聖人ぶった道徳や、人為的で小賢しい知恵を捨て去ること。『老子』では、権威的な道徳や作為的な知識を取り除き、人々が素朴で自然なあり方に戻れば、かえって民の利益になるという考えを表す。単に学問や知性を否定する意味ではない。

由来

中国の思想書『老子』第十九章にある「絶聖棄智、民利百倍(聖を絶ち智を棄つれば、民の利は百倍す)」に基づく。『老子』は春秋戦国時代に成立し、一般に紀元前4〜3世紀ごろに編纂されたと考えられている。聖人・賢者を立てて道徳を押しつけることや、作為的な知恵を捨てるべきだという老荘思想を示す語である。

備考

主に老荘思想や中国思想を論じる文脈で用いる。現代日本語の日常会話ではまれであり、「知識や学問そのものを捨てる」という単純な意味に解さないよう注意が必要。

誤用・混同注意

  • 「絶聖棄知」と書くのは誤り。
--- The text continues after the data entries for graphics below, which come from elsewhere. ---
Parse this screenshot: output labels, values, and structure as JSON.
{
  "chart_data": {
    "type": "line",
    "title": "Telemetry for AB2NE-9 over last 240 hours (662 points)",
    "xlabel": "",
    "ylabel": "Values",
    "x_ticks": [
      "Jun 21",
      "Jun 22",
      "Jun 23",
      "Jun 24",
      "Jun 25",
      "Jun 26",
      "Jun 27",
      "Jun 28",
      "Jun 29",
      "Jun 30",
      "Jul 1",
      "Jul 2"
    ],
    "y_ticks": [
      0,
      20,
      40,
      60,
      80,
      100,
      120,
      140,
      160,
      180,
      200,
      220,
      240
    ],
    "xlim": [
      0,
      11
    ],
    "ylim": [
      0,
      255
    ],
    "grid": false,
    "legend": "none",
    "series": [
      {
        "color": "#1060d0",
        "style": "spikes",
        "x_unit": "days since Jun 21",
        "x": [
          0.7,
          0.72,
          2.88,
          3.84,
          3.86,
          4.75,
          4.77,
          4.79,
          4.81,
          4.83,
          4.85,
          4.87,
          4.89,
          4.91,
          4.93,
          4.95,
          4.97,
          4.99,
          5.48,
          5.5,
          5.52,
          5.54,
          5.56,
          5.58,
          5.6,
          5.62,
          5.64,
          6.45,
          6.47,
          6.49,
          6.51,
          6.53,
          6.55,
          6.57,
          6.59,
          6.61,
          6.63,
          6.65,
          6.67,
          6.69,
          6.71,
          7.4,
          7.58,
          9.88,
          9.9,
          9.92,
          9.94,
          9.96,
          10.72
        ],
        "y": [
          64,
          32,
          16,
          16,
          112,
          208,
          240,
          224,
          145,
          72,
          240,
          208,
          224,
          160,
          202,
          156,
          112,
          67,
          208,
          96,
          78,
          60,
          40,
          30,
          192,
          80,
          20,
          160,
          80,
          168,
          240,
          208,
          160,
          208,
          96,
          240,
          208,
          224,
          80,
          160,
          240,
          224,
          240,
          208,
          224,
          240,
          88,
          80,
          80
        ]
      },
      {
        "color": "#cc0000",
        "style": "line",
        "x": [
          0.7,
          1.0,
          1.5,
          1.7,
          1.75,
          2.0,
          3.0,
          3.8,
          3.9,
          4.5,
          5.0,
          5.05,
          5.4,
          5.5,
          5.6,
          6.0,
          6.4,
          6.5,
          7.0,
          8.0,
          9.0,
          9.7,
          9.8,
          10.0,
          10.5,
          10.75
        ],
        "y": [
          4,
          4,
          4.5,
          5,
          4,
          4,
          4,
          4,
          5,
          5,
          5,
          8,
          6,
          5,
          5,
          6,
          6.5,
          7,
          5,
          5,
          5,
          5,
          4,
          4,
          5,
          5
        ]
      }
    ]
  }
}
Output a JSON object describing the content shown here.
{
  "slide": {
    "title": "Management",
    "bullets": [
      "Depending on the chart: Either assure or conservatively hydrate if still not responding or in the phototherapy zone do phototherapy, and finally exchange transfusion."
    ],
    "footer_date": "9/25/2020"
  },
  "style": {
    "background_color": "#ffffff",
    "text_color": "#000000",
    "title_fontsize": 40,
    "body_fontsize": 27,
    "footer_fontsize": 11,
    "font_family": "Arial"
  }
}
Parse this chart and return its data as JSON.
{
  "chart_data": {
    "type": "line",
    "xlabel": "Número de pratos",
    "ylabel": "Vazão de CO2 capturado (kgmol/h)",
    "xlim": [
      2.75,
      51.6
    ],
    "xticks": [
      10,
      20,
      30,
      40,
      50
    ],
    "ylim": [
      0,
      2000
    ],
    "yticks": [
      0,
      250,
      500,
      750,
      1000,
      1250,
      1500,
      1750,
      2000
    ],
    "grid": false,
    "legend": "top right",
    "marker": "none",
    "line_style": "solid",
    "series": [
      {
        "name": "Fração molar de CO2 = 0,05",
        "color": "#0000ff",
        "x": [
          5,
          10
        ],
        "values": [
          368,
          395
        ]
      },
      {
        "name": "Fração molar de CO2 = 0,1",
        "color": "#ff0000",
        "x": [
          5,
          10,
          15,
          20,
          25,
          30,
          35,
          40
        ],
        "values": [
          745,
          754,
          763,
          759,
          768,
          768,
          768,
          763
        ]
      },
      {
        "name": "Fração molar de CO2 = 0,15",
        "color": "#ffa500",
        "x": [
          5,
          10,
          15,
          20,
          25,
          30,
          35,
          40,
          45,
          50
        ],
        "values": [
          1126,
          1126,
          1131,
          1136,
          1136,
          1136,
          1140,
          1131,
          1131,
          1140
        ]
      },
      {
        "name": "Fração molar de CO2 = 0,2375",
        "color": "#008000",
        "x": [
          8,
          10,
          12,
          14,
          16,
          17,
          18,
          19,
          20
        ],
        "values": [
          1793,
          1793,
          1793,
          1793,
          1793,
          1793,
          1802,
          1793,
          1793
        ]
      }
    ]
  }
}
正しくは、知恵を表す「智」を用いて「絶聖棄智」とする。

例文

  • 老子の「絶聖棄智」は、作為的な知恵や権威を退ける思想を示している。
  • 彼は絶聖棄智の考えに共鳴し、知識をひけらかすよりも自然体で暮らすことを大切にした。
  • この評論は、絶聖棄智の思想を手がかりに、現代社会の過度な競争を批判している。